Hal-hal yang membedakkan Orang Kaya dan Orang "Kelas Menengah"



CONTERPEDIA - Menjadi seorang milyuner dimulai dengan pola pikir. Tetapi, bagaimana cara menindak lanjuti ide-ide yang dimiliki juga sama pentingnya.

Dengan kata lain, seseorang juga harus melakukan tindakan nyata, dan bukan hanya sekedar berangan-angan menjadi milliarder.

Dikutip dari laman CNBC, Keith Camareon Smith, seorang pakar keuangan dari Amerika Serikat, berbagai pengalaman saat menghabiskan dua tahun bekerja sama dengan para milyuner. Selama bekerja dengan mereka, Smith juga mempelajari banyak hal, termasuk tindakan dan sikap yang membedakan mereka dari kebanyakan orang.

Berikut ini beberapa cara untuk mulai bertindak seperti milyuner, terlepas dari seberapa besar angka dalam rekening tabungan Anda.

1. Orang kaya selalu berbicara tentang ide, bukan harta

Berbicara hal-hal seperti mobil, film, dan orang lain, bukan topik yang menarik bagi para milyuner.
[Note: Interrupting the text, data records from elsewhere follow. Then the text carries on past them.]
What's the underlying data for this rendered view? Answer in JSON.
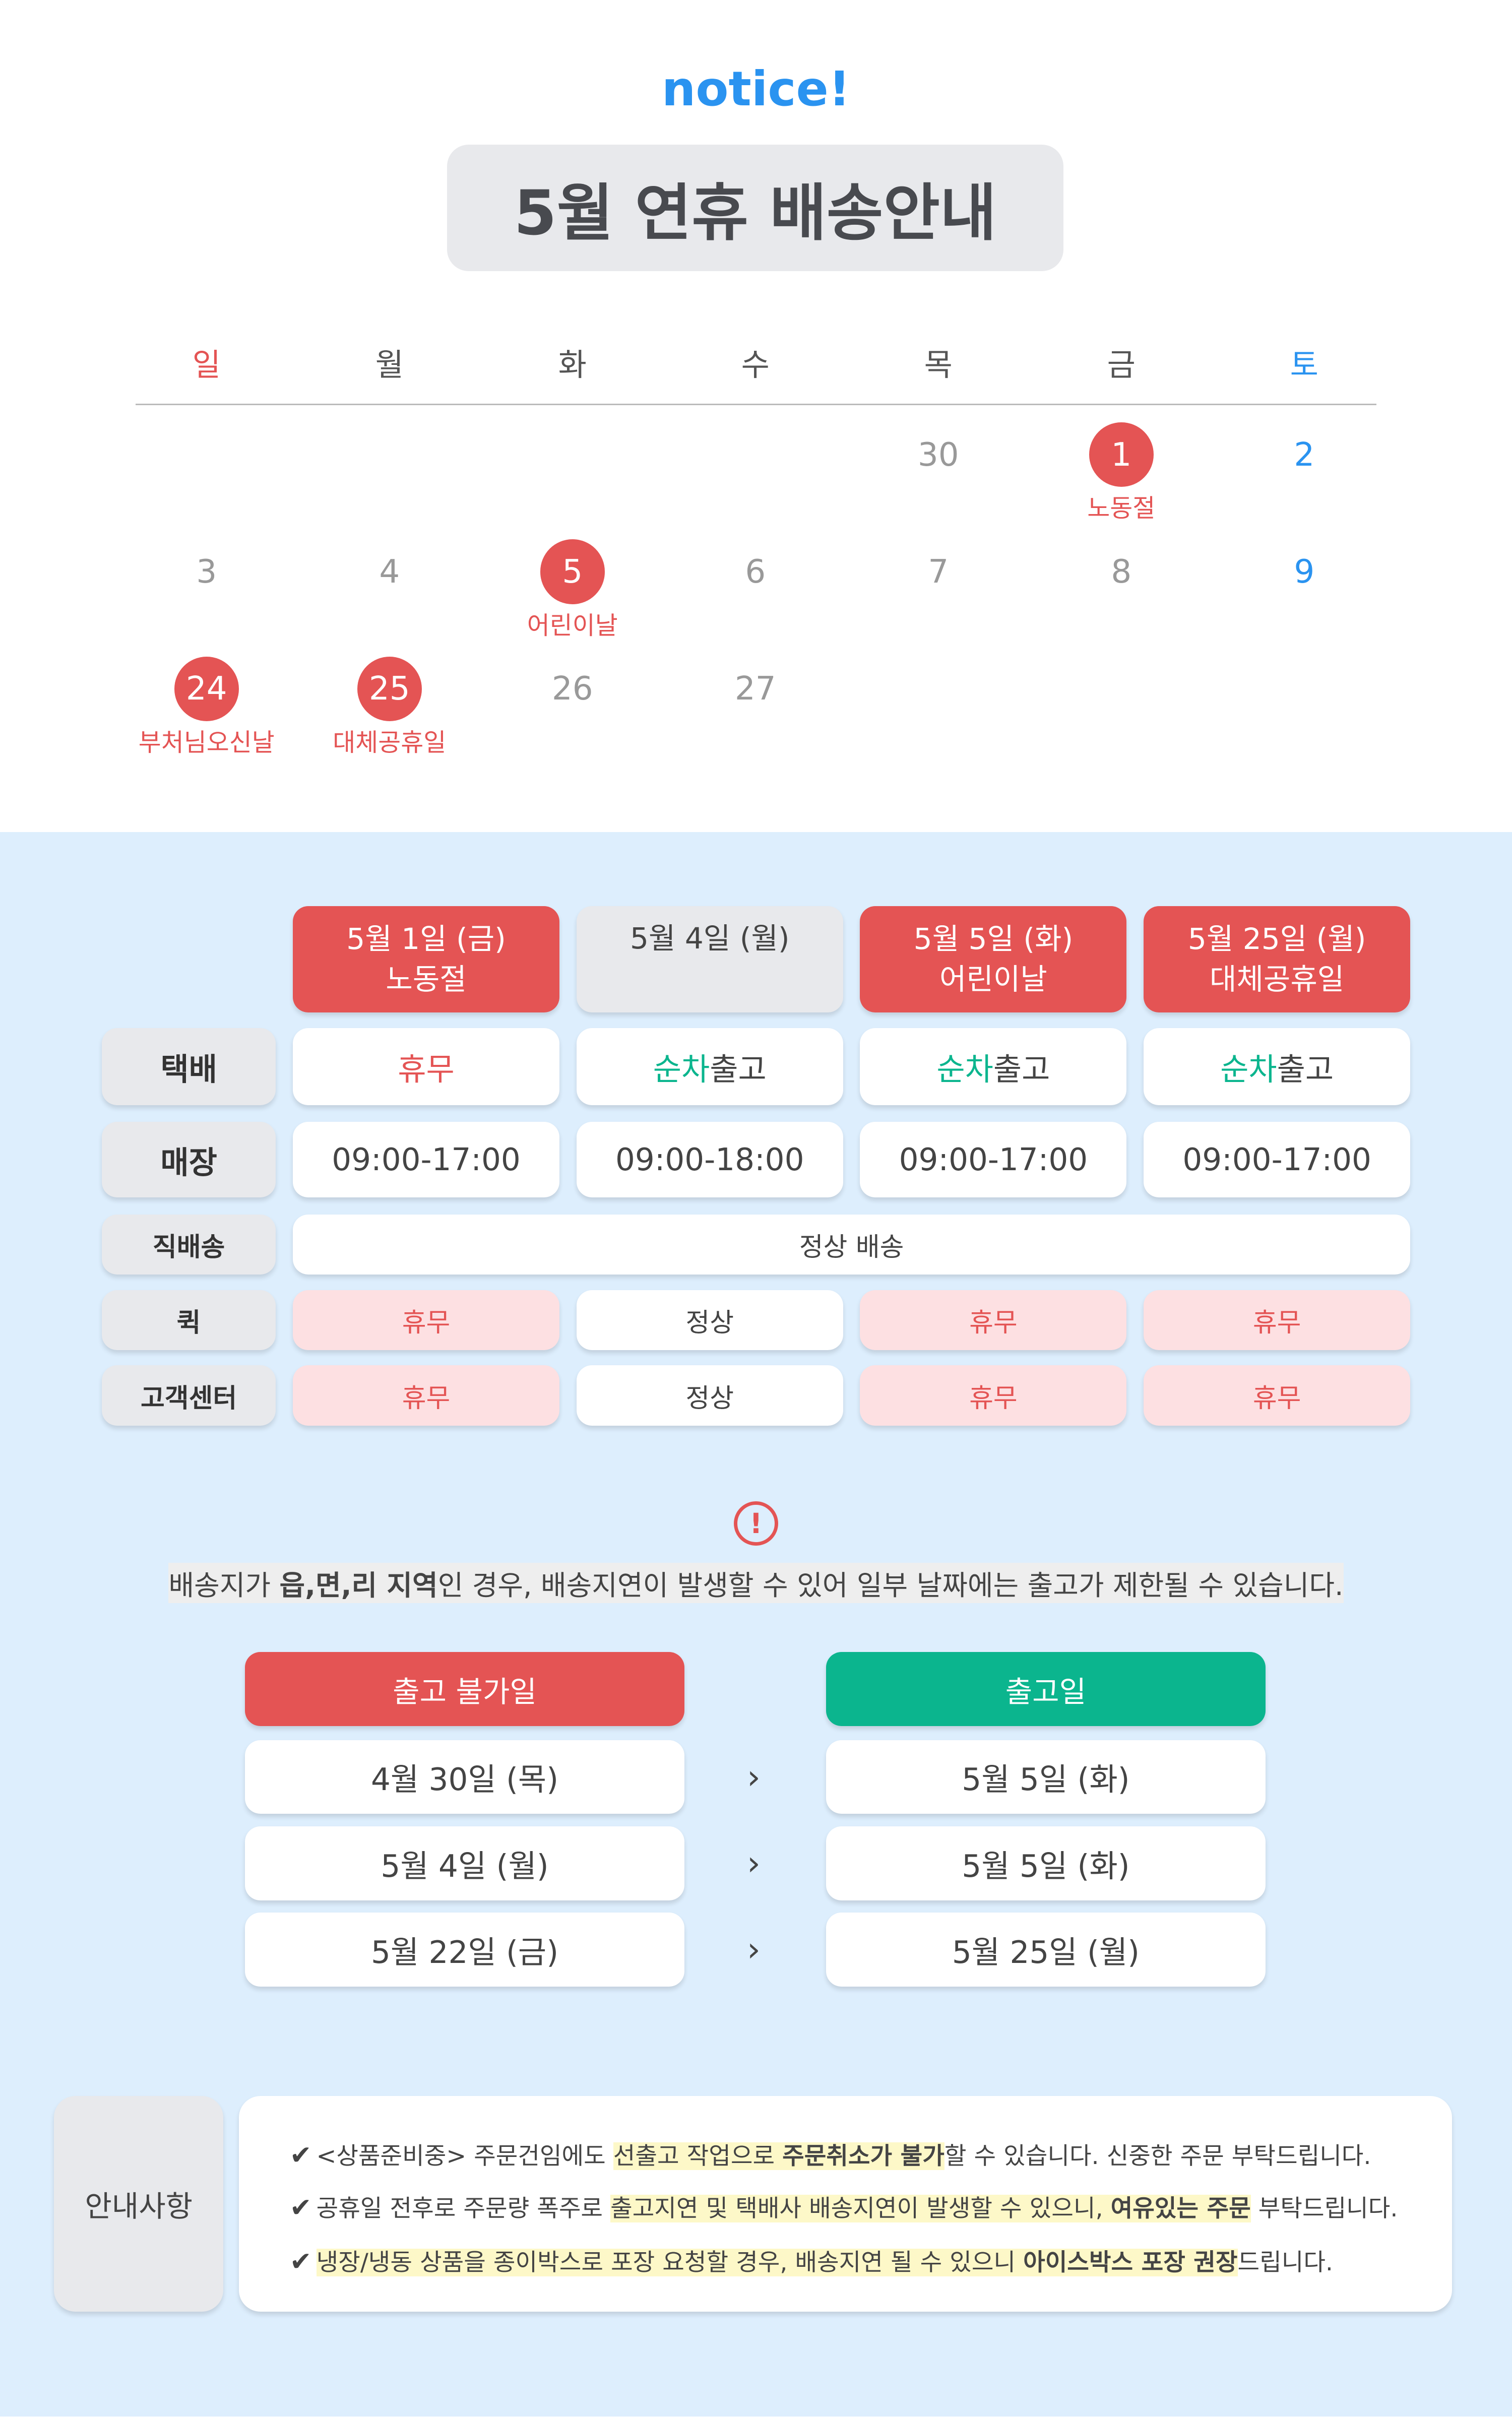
{
  "header": {
    "notice": "notice!",
    "title": "5월 연휴 배송안내"
  },
  "calendar": {
    "weekdays": [
      "일",
      "월",
      "화",
      "수",
      "목",
      "금",
      "토"
    ],
    "weekday_colors": {
      "sun": "#e45454",
      "sat": "#2a93f0"
    },
    "days": [
      {
        "d": "30",
        "col": 4,
        "row": 0
      },
      {
        "d": "1",
        "col": 5,
        "row": 0,
        "holiday": "노동절"
      },
      {
        "d": "2",
        "col": 6,
        "row": 0
      },
      {
        "d": "3",
        "col": 0,
        "row": 1
      },
      {
        "d": "4",
        "col": 1,
        "row": 1
      },
      {
        "d": "5",
        "col": 2,
        "row": 1,
        "holiday": "어린이날"
      },
      {
        "d": "6",
        "col": 3,
        "row": 1
      },
      {
        "d": "7",
        "col": 4,
        "row": 1
      },
      {
        "d": "8",
        "col": 5,
        "row": 1
      },
      {
        "d": "9",
        "col": 6,
        "row": 1
      },
      {
        "d": "24",
        "col": 0,
        "row": 2,
        "holiday": "부처님오신날"
      },
      {
        "d": "25",
        "col": 1,
        "row": 2,
        "holiday": "대체공휴일"
      },
      {
        "d": "26",
        "col": 2,
        "row": 2
      },
      {
        "d": "27",
        "col": 3,
        "row": 2
      }
    ]
  },
  "schedule": {
    "columns": [
      {
        "date": "5월 1일 (금)",
        "name": "노동절",
        "holiday": true
      },
      {
        "date": "5월 4일 (월)",
        "name": "",
        "holiday": false
      },
      {
        "date": "5월 5일 (화)",
        "name": "어린이날",
        "holiday": true
      },
      {
        "date": "5월 25일 (월)",
        "name": "대체공휴일",
        "holiday": true
      }
    ],
    "rows": {
      "parcel": {
        "label": "택배",
        "cells": [
          "휴무",
          "순차|출고",
          "순차|출고",
          "순차|출고"
        ]
      },
      "store": {
        "label": "매장",
        "cells": [
          "09:00-17:00",
          "09:00-18:00",
          "09:00-17:00",
          "09:00-17:00"
        ]
      },
      "direct": {
        "label": "직배송",
        "value": "정상 배송"
      },
      "quick": {
        "label": "퀵",
        "cells": [
          "휴무",
          "정상",
          "휴무",
          "휴무"
        ]
      },
      "cs": {
        "label": "고객센터",
        "cells": [
          "휴무",
          "정상",
          "휴무",
          "휴무"
        ]
      }
    }
  },
  "warning": {
    "pre": "배송지가 ",
    "bold": "읍,면,리 지역",
    "post": "인 경우, 배송지연이 발생할 수 있어 일부 날짜에는 출고가 제한될 수 있습니다."
  },
  "shipping": {
    "blocked_label": "출고 불가일",
    "ship_label": "출고일",
    "blocked": [
      "4월 30일 (목)",
      "5월 4일 (월)",
      "5월 22일 (금)"
    ],
    "ship": [
      "5월 5일 (화)",
      "5월 5일 (화)",
      "5월 25일 (월)"
    ]
  },
  "notes": {
    "label": "안내사항",
    "check": "✔",
    "line1": {
      "a": "<상품준비중> 주문건임에도 ",
      "hl": "선출고 작업으로 ",
      "hlb": "주문취소가 불가",
      "b": "할 수 있습니다. 신중한 주문 부탁드립니다."
    },
    "line2": {
      "a": "공휴일 전후로 주문량 폭주로 ",
      "hl": "출고지연 및 택배사 배송지연이 발생할 수 있으니, ",
      "hlb": "여유있는 주문",
      "b": " 부탁드립니다."
    },
    "line3": {
      "hl": "냉장/냉동 상품을 종이박스로 포장 요청할 경우, 배송지연 될 수 있으니 ",
      "hlb": "아이스박스 포장 권장",
      "b": "드립니다."
    }
  },
  "colors": {
    "red": "#e45454",
    "green": "#0bb58e",
    "blue": "#2a93f0",
    "bg_blue": "#ddeefd"
  }
}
Tetapi, mereka lebih cenderung fokus pada ide-ide besar untuk masa depan ketimbang hal-hal kecil yang terjadi di masa kini.

"Milyuner itu kreatif. Mereka menghabiskan waktu untuk memikirkan ide-ide baru," kata dia.
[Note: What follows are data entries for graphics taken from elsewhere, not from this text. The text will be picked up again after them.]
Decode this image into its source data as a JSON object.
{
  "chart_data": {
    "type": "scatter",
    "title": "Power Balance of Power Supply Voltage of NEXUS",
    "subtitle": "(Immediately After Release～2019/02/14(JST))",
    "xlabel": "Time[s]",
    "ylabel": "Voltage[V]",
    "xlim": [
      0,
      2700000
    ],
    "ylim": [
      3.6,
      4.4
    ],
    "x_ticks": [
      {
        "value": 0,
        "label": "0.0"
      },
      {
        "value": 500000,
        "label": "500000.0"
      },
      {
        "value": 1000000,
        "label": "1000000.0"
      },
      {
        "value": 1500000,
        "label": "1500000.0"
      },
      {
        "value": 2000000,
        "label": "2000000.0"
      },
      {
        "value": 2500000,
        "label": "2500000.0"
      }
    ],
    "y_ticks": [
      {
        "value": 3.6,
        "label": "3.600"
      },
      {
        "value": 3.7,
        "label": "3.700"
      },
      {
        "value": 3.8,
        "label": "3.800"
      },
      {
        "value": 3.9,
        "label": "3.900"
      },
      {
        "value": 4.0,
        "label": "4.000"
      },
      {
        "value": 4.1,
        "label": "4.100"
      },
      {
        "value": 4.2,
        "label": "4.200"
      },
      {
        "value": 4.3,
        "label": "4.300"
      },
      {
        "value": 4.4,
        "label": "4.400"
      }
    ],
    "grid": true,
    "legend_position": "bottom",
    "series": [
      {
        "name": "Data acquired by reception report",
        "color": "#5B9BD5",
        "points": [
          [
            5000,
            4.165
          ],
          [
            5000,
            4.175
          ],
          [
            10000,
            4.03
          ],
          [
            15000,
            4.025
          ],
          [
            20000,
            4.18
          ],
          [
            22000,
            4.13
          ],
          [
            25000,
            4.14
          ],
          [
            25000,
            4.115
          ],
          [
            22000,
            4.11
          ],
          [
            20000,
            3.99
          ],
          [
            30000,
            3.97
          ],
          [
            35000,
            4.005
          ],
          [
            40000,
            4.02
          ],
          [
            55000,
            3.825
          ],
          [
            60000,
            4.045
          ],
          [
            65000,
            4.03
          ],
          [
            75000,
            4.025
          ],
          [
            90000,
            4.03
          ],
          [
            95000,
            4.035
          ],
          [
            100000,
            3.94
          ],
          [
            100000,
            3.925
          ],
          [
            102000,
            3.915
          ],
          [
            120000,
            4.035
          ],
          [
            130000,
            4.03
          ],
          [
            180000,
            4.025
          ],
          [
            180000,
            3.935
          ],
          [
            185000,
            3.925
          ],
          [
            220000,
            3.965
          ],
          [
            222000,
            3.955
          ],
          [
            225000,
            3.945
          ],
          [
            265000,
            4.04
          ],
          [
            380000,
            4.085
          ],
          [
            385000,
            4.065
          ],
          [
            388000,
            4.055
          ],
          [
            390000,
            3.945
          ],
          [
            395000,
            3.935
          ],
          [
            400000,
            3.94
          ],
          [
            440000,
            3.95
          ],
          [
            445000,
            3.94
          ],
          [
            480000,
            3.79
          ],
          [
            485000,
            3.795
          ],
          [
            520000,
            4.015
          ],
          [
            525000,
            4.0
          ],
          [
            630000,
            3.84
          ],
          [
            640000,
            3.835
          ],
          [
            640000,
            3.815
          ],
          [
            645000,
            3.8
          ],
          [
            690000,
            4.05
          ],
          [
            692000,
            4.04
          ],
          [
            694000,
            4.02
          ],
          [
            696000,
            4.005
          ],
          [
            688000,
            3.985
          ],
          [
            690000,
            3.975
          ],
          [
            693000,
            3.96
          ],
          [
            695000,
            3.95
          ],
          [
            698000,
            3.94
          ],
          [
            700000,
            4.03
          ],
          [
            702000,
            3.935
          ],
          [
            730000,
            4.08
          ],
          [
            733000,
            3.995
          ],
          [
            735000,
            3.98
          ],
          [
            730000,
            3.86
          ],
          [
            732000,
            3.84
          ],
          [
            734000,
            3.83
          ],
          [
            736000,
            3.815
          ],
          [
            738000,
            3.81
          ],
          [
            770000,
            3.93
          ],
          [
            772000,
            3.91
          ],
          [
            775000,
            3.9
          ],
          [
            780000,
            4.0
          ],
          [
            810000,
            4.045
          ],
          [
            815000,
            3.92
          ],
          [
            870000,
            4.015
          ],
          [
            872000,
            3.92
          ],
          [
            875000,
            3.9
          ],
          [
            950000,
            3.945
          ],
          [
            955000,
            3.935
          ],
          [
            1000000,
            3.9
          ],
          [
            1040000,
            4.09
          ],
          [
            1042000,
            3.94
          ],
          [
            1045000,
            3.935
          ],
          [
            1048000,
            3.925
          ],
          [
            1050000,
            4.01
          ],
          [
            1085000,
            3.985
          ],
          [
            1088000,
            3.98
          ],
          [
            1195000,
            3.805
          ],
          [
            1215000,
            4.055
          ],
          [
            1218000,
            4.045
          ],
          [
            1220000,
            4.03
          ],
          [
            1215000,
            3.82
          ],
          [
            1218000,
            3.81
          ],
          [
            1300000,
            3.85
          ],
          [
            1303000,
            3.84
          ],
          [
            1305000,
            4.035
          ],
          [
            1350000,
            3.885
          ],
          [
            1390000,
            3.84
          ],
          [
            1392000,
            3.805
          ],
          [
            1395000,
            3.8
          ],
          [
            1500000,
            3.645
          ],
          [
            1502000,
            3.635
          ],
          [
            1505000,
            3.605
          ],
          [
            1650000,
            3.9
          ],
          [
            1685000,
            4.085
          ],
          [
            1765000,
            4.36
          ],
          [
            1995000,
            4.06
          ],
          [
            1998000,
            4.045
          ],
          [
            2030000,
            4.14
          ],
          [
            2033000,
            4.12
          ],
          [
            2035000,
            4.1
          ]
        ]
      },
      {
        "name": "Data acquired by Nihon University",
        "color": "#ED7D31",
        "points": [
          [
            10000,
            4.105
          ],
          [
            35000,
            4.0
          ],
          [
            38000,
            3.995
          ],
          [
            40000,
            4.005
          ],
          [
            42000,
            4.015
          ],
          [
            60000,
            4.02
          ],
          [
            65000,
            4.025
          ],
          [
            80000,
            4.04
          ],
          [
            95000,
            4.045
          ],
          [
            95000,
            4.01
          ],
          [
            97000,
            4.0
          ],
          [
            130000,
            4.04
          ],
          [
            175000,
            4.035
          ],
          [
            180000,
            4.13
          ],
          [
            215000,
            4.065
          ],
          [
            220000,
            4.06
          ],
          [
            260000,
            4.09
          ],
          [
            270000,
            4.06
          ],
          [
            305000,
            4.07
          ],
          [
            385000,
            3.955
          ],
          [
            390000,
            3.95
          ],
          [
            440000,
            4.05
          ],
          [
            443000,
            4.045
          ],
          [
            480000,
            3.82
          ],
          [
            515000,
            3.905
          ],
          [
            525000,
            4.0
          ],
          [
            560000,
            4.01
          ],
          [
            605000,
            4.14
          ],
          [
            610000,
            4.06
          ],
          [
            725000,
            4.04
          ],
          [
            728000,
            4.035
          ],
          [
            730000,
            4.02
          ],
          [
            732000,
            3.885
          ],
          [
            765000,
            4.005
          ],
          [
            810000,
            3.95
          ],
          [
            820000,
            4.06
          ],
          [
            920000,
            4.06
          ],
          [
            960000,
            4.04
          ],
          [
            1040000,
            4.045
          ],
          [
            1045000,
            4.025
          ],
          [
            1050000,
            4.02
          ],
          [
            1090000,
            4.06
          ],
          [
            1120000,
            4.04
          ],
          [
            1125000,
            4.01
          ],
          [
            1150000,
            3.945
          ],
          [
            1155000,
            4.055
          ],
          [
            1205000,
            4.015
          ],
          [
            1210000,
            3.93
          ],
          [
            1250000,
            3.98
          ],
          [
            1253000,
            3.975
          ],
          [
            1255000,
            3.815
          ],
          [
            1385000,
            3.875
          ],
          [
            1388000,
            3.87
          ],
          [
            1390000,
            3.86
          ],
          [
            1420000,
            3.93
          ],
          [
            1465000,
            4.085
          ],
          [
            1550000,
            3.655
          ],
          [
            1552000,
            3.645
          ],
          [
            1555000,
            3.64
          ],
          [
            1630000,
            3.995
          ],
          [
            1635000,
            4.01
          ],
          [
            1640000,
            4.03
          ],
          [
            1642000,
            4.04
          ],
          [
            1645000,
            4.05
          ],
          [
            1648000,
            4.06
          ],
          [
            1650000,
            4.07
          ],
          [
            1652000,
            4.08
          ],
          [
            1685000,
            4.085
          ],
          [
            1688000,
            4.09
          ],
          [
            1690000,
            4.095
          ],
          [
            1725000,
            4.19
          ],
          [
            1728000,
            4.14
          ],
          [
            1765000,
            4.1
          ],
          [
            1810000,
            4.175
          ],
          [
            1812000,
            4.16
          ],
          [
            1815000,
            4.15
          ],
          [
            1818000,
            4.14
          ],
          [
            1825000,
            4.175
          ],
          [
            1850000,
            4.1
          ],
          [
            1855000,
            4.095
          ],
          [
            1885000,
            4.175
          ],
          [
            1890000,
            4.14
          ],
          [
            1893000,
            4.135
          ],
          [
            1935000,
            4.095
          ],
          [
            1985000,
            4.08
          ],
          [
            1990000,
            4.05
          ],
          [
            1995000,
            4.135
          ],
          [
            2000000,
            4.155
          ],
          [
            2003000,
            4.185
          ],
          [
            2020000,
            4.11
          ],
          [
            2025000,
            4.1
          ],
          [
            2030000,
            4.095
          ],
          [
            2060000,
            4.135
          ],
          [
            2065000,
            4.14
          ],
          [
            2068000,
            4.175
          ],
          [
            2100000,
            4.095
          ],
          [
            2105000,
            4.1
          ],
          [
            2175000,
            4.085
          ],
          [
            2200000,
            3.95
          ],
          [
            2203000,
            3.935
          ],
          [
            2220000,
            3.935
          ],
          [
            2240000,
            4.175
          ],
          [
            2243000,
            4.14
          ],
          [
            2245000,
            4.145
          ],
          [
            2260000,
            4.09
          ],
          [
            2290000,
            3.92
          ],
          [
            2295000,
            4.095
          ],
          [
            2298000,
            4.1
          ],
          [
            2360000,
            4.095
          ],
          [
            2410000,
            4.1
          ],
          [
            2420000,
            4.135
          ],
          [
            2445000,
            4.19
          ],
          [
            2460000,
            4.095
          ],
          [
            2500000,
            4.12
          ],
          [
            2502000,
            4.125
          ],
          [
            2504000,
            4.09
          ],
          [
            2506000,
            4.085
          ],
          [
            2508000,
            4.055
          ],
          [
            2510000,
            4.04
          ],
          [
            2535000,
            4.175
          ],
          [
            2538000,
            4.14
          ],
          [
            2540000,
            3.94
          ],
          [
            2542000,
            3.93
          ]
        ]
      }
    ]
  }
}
Sementara dari orang-orang kelas menengah berbicara tentang mobil dan film, milyuner memiliki perusahaan mobil dan memproduksi film.

Mereka memahami bahwa "ide adalah aset paling berharga di dunia".
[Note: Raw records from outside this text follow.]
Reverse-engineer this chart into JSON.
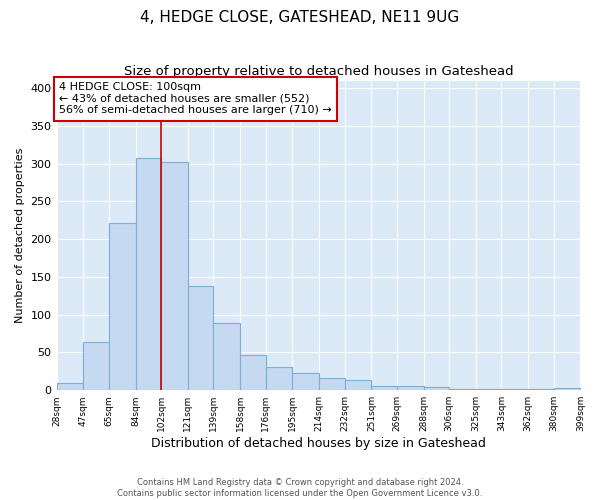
{
  "title": "4, HEDGE CLOSE, GATESHEAD, NE11 9UG",
  "subtitle": "Size of property relative to detached houses in Gateshead",
  "xlabel": "Distribution of detached houses by size in Gateshead",
  "ylabel": "Number of detached properties",
  "bin_labels": [
    "28sqm",
    "47sqm",
    "65sqm",
    "84sqm",
    "102sqm",
    "121sqm",
    "139sqm",
    "158sqm",
    "176sqm",
    "195sqm",
    "214sqm",
    "232sqm",
    "251sqm",
    "269sqm",
    "288sqm",
    "306sqm",
    "325sqm",
    "343sqm",
    "362sqm",
    "380sqm",
    "399sqm"
  ],
  "bin_edges": [
    28,
    47,
    65,
    84,
    102,
    121,
    139,
    158,
    176,
    195,
    214,
    232,
    251,
    269,
    288,
    306,
    325,
    343,
    362,
    380,
    399
  ],
  "counts": [
    9,
    64,
    222,
    307,
    302,
    138,
    89,
    46,
    31,
    23,
    16,
    13,
    5,
    5,
    4,
    1,
    2,
    1,
    1,
    3
  ],
  "bar_color": "#c5d9f0",
  "bar_edge_color": "#7bafd4",
  "vline_x": 102,
  "vline_color": "#cc0000",
  "annotation_title": "4 HEDGE CLOSE: 100sqm",
  "annotation_line1": "← 43% of detached houses are smaller (552)",
  "annotation_line2": "56% of semi-detached houses are larger (710) →",
  "annotation_box_color": "#ffffff",
  "annotation_box_edge": "#cc0000",
  "ylim": [
    0,
    410
  ],
  "xlim_left": 28,
  "xlim_right": 399,
  "background_color": "#dce9f7",
  "footer_line1": "Contains HM Land Registry data © Crown copyright and database right 2024.",
  "footer_line2": "Contains public sector information licensed under the Open Government Licence v3.0.",
  "title_fontsize": 11,
  "subtitle_fontsize": 9.5,
  "ylabel_fontsize": 8,
  "xlabel_fontsize": 9
}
"Untuk menjadi lebih sukses, kita harus terus memperluas pikiran," ucap Smith.

Di dunia yang sekarang berubah dengan cepat, menurut Smith, kita akan lebih bijaksana menghabiskan waktu untuk memikirkan cara-cara baru dalam melakukan sesuatu.

2. Milyuner mengambil resiko yang diperhitungkan

Disaat orang-orang kelas menengah sering merasa puas untuk tetap berada di jalur mereka, para milyuner berusaha keras keluar dari zona nyamannya.

Dengan kata lain, orang kelas menengah hidup dalam ketakutan mempertaruhkan terlalu banyak hal. Sementara itu, para milyuner tahu kapan harus melakukan hal tersebut.

"Ini terjadi karena milyuner mengatasi ketakutan dan sedangkan kelas menengah tunduk pada ketakutan", ujar Smith.

"Milyuner mengatasi rasa takut dengan pengtahuan. Milyuner membekali diri dengan pengetahuan sebelum mengambil resiko."

"Lalu kemudian mereka mempertimbangkan konsekuensi dari kegagalan," tambahnya.

Smith juga mengatakan, orang kaya menghitung intensitas resiko daripada imbalan yang mereka dapat.

"Jika kamu bisa hidup dengan hal terburuk yang dapat terjadi atau hal yang paling mungkin terjadi akan membuatmu semakin dekat dengan tujuanmu, maka lakukanlah!" tambah Smith.

3. Memiliki sifat murah hati

Orang-orang kelas menengah sering percaya bahwa mereka tidak mampu memberi, sementar orang milyuner melihat kedermawanan sebagai suatu kebutuhan.

"Kebanyakan milyuner percaya pada hukum 'menabur dan menuai," ucap Smith.

"Mereka melihat uang sebagai benih".

"Milyuner tahu jika mereka memberi, mereka akan menerima lebih banyak sebagai gantinya," tambahnya.

Banyak milyuner yang memiliki sifat murah hati.

Pada tahun 2010 lalu, Warren Buffett dan Bill Gates bekerja sama untuk membentuk The Giving Pledge.

The Giving Pledge merupakan sebuah upaya yang mendorong para milyuner agar menyumbangkan sebagian besar kekayaan mereka untuk tujuan baik.

Lebih dari 150 orang milyuner telah menandatangani kontrak, termasuk Mark Zuckerberg, Richard Branson, dan Elon Musk.

Menurut Smith, tidak semua orang kaya memiliki sifat murah hati. Tapi, merekalah yang berbahagia selalu memiliki sifat tersebut.

Inilah yang membedakan para milyuner dengan kelas menengah.

"Kelas menengah percaya bahwa jika kalian mencoba membangun banyak sumber pendapatan, hanya akan memberatkan diri sendiri," tambahnya.